I’m writing a program with CUDA supported on Windows Vista. My CUDA host function has the following structure:
…
My_kernel <<< … >>> ( … );
CudaThreadSynchronize(); ---- (1)
…
… ---- (2)
…
…
return;
where (1) takes about 3 ms to wait all threads complete, and (2) is some process that are independent to the kernel and takes about 2 ms.
I want to let CPU run (2) while waiting the CUDA threads, and synchronize the thread after (2) is done. So I modify the codes to:
…
My_kernel <<< … >>> ( … );
…
… ---- (2)
…
CudaThreadSynchronize(); ---- (1)
…
return;
In this setting, the kernel launch take only negligible time, and (2) also take 2 ms to do its works.
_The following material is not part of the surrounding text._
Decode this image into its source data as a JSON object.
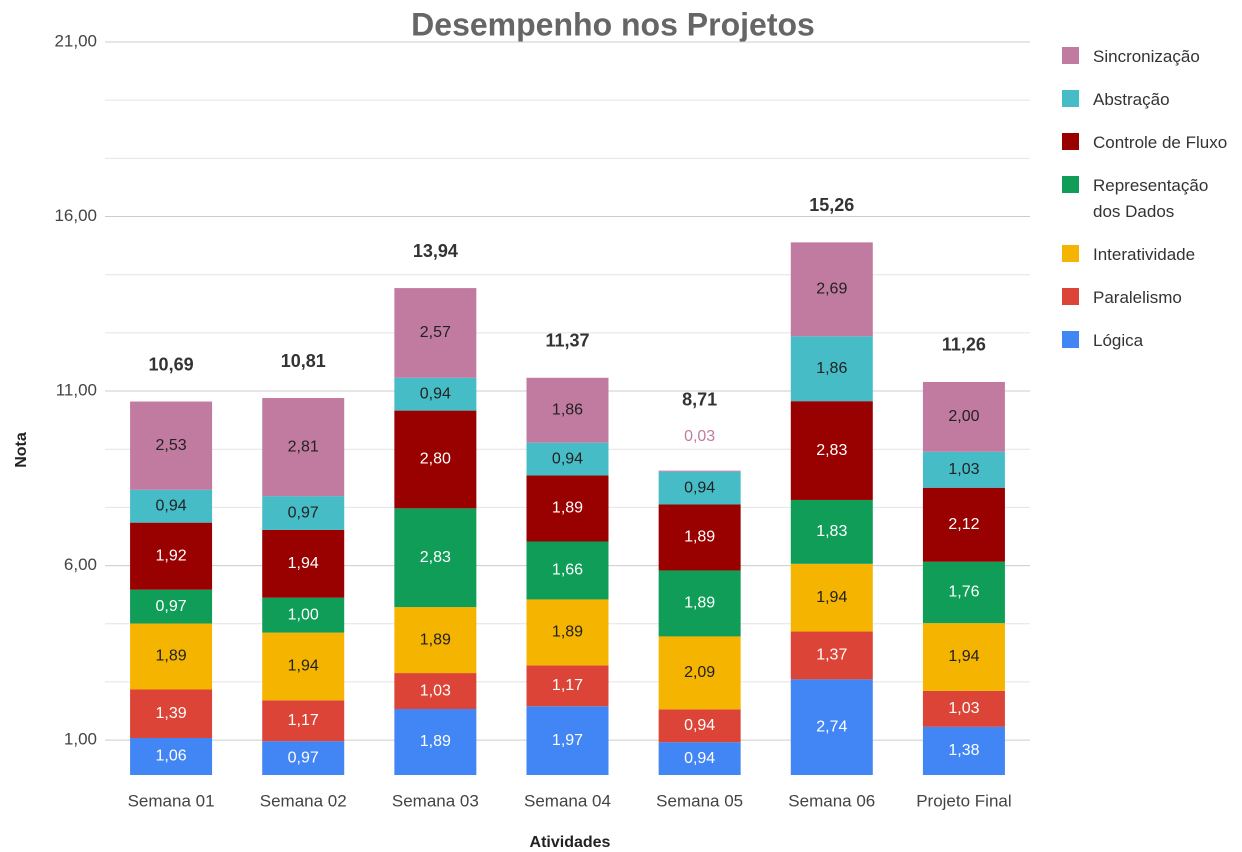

But (1), the CudaThreadSynchronize() methods, still take 3 ms to wait all threads, and the overall time does not decrease at all.
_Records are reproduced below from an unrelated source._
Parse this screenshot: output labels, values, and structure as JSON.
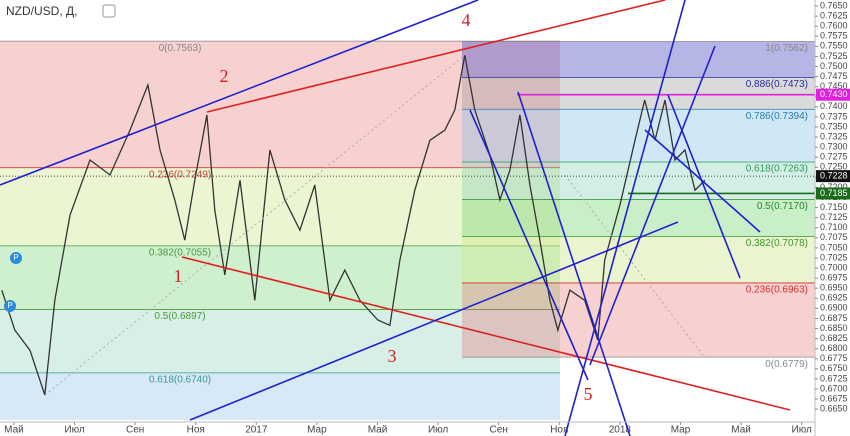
{
  "chart_data": {
    "type": "line",
    "title": "NZD/USD, Д,",
    "x": [
      -0.4,
      0.03,
      0.53,
      1.02,
      1.35,
      1.85,
      2.51,
      3.17,
      3.83,
      4.42,
      4.82,
      5.31,
      5.64,
      5.97,
      6.37,
      6.63,
      6.96,
      7.46,
      7.95,
      8.45,
      8.94,
      9.44,
      9.93,
      10.43,
      10.92,
      11.42,
      12.01,
      12.41,
      12.74,
      13.23,
      13.73,
      14.22,
      14.55,
      14.88,
      15.21,
      15.71,
      16.04,
      16.37,
      16.7,
      17.03,
      17.36,
      17.69,
      17.95,
      18.35,
      18.84,
      19.27,
      19.5,
      20.0,
      20.5,
      20.82,
      21.16,
      21.49,
      21.82,
      22.15,
      22.48,
      22.81
    ],
    "series": [
      {
        "name": "NZD/USD",
        "color": "#333333",
        "values": [
          0.6945,
          0.6846,
          0.6796,
          0.6685,
          0.692,
          0.7131,
          0.7268,
          0.7231,
          0.7342,
          0.7454,
          0.7293,
          0.7169,
          0.7069,
          0.7218,
          0.738,
          0.7144,
          0.6983,
          0.7218,
          0.692,
          0.7293,
          0.7169,
          0.7094,
          0.7206,
          0.692,
          0.6995,
          0.692,
          0.6871,
          0.6858,
          0.702,
          0.7193,
          0.7317,
          0.7342,
          0.7392,
          0.7528,
          0.7392,
          0.728,
          0.7169,
          0.7243,
          0.738,
          0.7206,
          0.7069,
          0.692,
          0.6846,
          0.6945,
          0.692,
          0.6821,
          0.702,
          0.7156,
          0.7317,
          0.7417,
          0.7317,
          0.7417,
          0.7268,
          0.7293,
          0.7193,
          0.7218
        ]
      }
    ],
    "xlim": [
      -0.46,
      26.44
    ],
    "ylim": [
      0.6623,
      0.7665
    ],
    "xticks": [
      {
        "value": 0,
        "label": "Май"
      },
      {
        "value": 2,
        "label": "Июл"
      },
      {
        "value": 4,
        "label": "Сен"
      },
      {
        "value": 6,
        "label": "Ноя"
      },
      {
        "value": 8,
        "label": "2017"
      },
      {
        "value": 10,
        "label": "Мар"
      },
      {
        "value": 12,
        "label": "Май"
      },
      {
        "value": 14,
        "label": "Июл"
      },
      {
        "value": 16,
        "label": "Сен"
      },
      {
        "value": 18,
        "label": "Ноя"
      },
      {
        "value": 20,
        "label": "2018"
      },
      {
        "value": 22,
        "label": "Мар"
      },
      {
        "value": 24,
        "label": "Май"
      },
      {
        "value": 26,
        "label": "Июл"
      }
    ],
    "yticks": [
      {
        "value": 0.665,
        "label": "0.6650"
      },
      {
        "value": 0.6675,
        "label": "0.6675"
      },
      {
        "value": 0.67,
        "label": "0.6700"
      },
      {
        "value": 0.6725,
        "label": "0.6725"
      },
      {
        "value": 0.675,
        "label": "0.6750"
      },
      {
        "value": 0.6775,
        "label": "0.6775"
      },
      {
        "value": 0.68,
        "label": "0.6800"
      },
      {
        "value": 0.6825,
        "label": "0.6825"
      },
      {
        "value": 0.685,
        "label": "0.6850"
      },
      {
        "value": 0.6875,
        "label": "0.6875"
      },
      {
        "value": 0.69,
        "label": "0.6900"
      },
      {
        "value": 0.6925,
        "label": "0.6925"
      },
      {
        "value": 0.695,
        "label": "0.6950"
      },
      {
        "value": 0.6975,
        "label": "0.6975"
      },
      {
        "value": 0.7,
        "label": "0.7000"
      },
      {
        "value": 0.7025,
        "label": "0.7025"
      },
      {
        "value": 0.705,
        "label": "0.7050"
      },
      {
        "value": 0.7075,
        "label": "0.7075"
      },
      {
        "value": 0.71,
        "label": "0.7100"
      },
      {
        "value": 0.7125,
        "label": "0.7125"
      },
      {
        "value": 0.715,
        "label": "0.7150"
      },
      {
        "value": 0.7175,
        "label": "0.7175"
      },
      {
        "value": 0.72,
        "label": "0.7200"
      },
      {
        "value": 0.7225,
        "label": "0.7225"
      },
      {
        "value": 0.725,
        "label": "0.7250"
      },
      {
        "value": 0.7275,
        "label": "0.7275"
      },
      {
        "value": 0.73,
        "label": "0.7300"
      },
      {
        "value": 0.7325,
        "label": "0.7325"
      },
      {
        "value": 0.735,
        "label": "0.7350"
      },
      {
        "value": 0.7375,
        "label": "0.7375"
      },
      {
        "value": 0.74,
        "label": "0.7400"
      },
      {
        "value": 0.7425,
        "label": "0.7425"
      },
      {
        "value": 0.745,
        "label": "0.7450"
      },
      {
        "value": 0.7475,
        "label": "0.7475"
      },
      {
        "value": 0.75,
        "label": "0.7500"
      },
      {
        "value": 0.7525,
        "label": "0.7525"
      },
      {
        "value": 0.755,
        "label": "0.7550"
      },
      {
        "value": 0.7575,
        "label": "0.7575"
      },
      {
        "value": 0.76,
        "label": "0.7600"
      },
      {
        "value": 0.7625,
        "label": "0.7625"
      },
      {
        "value": 0.765,
        "label": "0.7650"
      }
    ],
    "price_tags": [
      {
        "value": 0.743,
        "label": "0.7430",
        "color": "#e020e0"
      },
      {
        "value": 0.7228,
        "label": "0.7228",
        "color": "#111111"
      },
      {
        "value": 0.7185,
        "label": "0.7185",
        "color": "#1a6b1a"
      }
    ],
    "fib_left": [
      {
        "value": 0.7563,
        "label": "0(0.7563)",
        "label_color": "#888888",
        "band_color": "rgba(230,110,110,0.32)"
      },
      {
        "value": 0.7249,
        "label": "0.236(0.7249)",
        "label_color": "#d04040",
        "band_color": "rgba(205,230,140,0.4)"
      },
      {
        "value": 0.7055,
        "label": "0.382(0.7055)",
        "label_color": "#4a9a3a",
        "band_color": "rgba(130,215,130,0.38)"
      },
      {
        "value": 0.6897,
        "label": "0.5(0.6897)",
        "label_color": "#4a9a3a",
        "band_color": "rgba(130,205,180,0.32)"
      },
      {
        "value": 0.674,
        "label": "0.618(0.6740)",
        "label_color": "#3a9a8a",
        "band_color": "rgba(130,185,230,0.32)"
      }
    ],
    "fib_right": [
      {
        "value": 0.7562,
        "label": "1(0.7562)",
        "label_color": "#888888",
        "band_color": "rgba(90,90,200,0.45)"
      },
      {
        "value": 0.7473,
        "label": "0.886(0.7473)",
        "label_color": "#2a2aa0",
        "band_color": "rgba(150,150,150,0.35)"
      },
      {
        "value": 0.7394,
        "label": "0.786(0.7394)",
        "label_color": "#2a7ab0",
        "band_color": "rgba(120,190,230,0.35)"
      },
      {
        "value": 0.7263,
        "label": "0.618(0.7263)",
        "label_color": "#2a9a5a",
        "band_color": "rgba(130,205,180,0.35)"
      },
      {
        "value": 0.717,
        "label": "0.5(0.7170)",
        "label_color": "#2a8a2a",
        "band_color": "rgba(100,210,100,0.35)"
      },
      {
        "value": 0.7078,
        "label": "0.382(0.7078)",
        "label_color": "#3a9a2a",
        "band_color": "rgba(205,230,140,0.42)"
      },
      {
        "value": 0.6963,
        "label": "0.236(0.6963)",
        "label_color": "#d03030",
        "band_color": "rgba(230,110,110,0.32)"
      },
      {
        "value": 0.6779,
        "label": "0(0.6779)",
        "label_color": "#888888"
      }
    ],
    "annotations": [
      "1",
      "2",
      "3",
      "4",
      "5"
    ]
  }
}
In order to test, I replace (2) by some dummy codes like this :
My_kernel <<< … >>> ( … );
int i;
int dummy = 1;
for (i = 0 ; i < 10000000; i++)
dummy = dummy * 2 % 10; ---- (2)
dump_value[0] = dummy; // let the compiler not automatically remove the dummy code
CudaThreadSynchronize(); ---- (1)
While (2) now takes 100~1000 ms and are completely independent to (1), CudaThreadSynchronize() still takes 3 ms to do the synchronization. It seem that the CUDA threads do not actually run until CudaThreadSynchronize() is used.
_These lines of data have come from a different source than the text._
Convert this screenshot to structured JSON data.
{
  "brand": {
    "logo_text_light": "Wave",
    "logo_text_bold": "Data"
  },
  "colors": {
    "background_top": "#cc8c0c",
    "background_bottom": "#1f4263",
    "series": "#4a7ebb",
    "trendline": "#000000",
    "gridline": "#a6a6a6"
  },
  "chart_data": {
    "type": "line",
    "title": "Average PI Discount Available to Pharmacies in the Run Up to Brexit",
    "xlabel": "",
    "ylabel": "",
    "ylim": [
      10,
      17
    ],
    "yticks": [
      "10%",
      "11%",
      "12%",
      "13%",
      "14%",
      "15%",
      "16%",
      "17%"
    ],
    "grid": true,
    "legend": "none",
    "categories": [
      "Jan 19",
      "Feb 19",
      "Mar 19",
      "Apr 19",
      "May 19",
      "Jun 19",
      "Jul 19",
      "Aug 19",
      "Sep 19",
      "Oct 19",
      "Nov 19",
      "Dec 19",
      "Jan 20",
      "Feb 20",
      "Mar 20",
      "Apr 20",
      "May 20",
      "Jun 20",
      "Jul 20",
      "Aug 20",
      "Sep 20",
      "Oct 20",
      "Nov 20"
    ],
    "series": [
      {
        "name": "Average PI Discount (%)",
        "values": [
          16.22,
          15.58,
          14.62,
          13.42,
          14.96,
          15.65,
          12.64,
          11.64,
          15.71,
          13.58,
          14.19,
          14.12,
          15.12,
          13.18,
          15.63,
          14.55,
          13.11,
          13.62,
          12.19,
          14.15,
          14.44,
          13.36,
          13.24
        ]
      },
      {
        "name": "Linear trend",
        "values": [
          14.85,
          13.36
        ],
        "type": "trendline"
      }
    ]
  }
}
I also try to add redundant codes in the kernel function to let it take 40ms to complete, but the CudaThreadSynchronize() time is also 40ms after CPU ran 100~1000ms dummy code. In other words, the CPU does not blocked by the launched kernel, but the kernel also does not run when the CPU is doing its work.
The time is measured by assembly codes which read the CPU ticks:
#define ReadTSC(x) __asm cpuid
__asm rdtsc
__asm mov dword ptr x, eax
__asm mov dword ptr x+4, edx
so I can compute the time cost like:
ReadTSC(start_tick);
cudaThreadSynchronize();
ReadTSC(end_tick);
printf(“Launch kernel : %.4f (ms)”, float(end_tick - start_tick) / 2400000); // 2.4GHz CPU
I am sure that these codes do not affect the process time, since the overall time cost of host function is still the same when I comments all of them, and the time I get is also consistent with the running time of host function.
Strangely, when I move my code to two colleagues’ computers, both of them run my code IN PARALLEL which is what I want to get.
The differences between us:
I:
CPU : Intel Core2Quad Q6600 2.40GHz
Graphics : NVIDIA GeForce 9800 GTX+
OS : Windows Vista 32 bits
Fellow 1:
CPU : Intel Core2Dual E8400 3.00GHz
Graphics : NVIDIA GeForce 9600
OS : Windows XP SP3
Fellow 2:
CPU : Intel Core2Quad Q6600 2.40GHz
Graphics : NVIDIA GeForce 9800 GTX+
OS : Windows XP SP3
So it seems to be a bug for CUDA on Windows Vista. Does anyone have the same problem? I’m considering to file a bug report.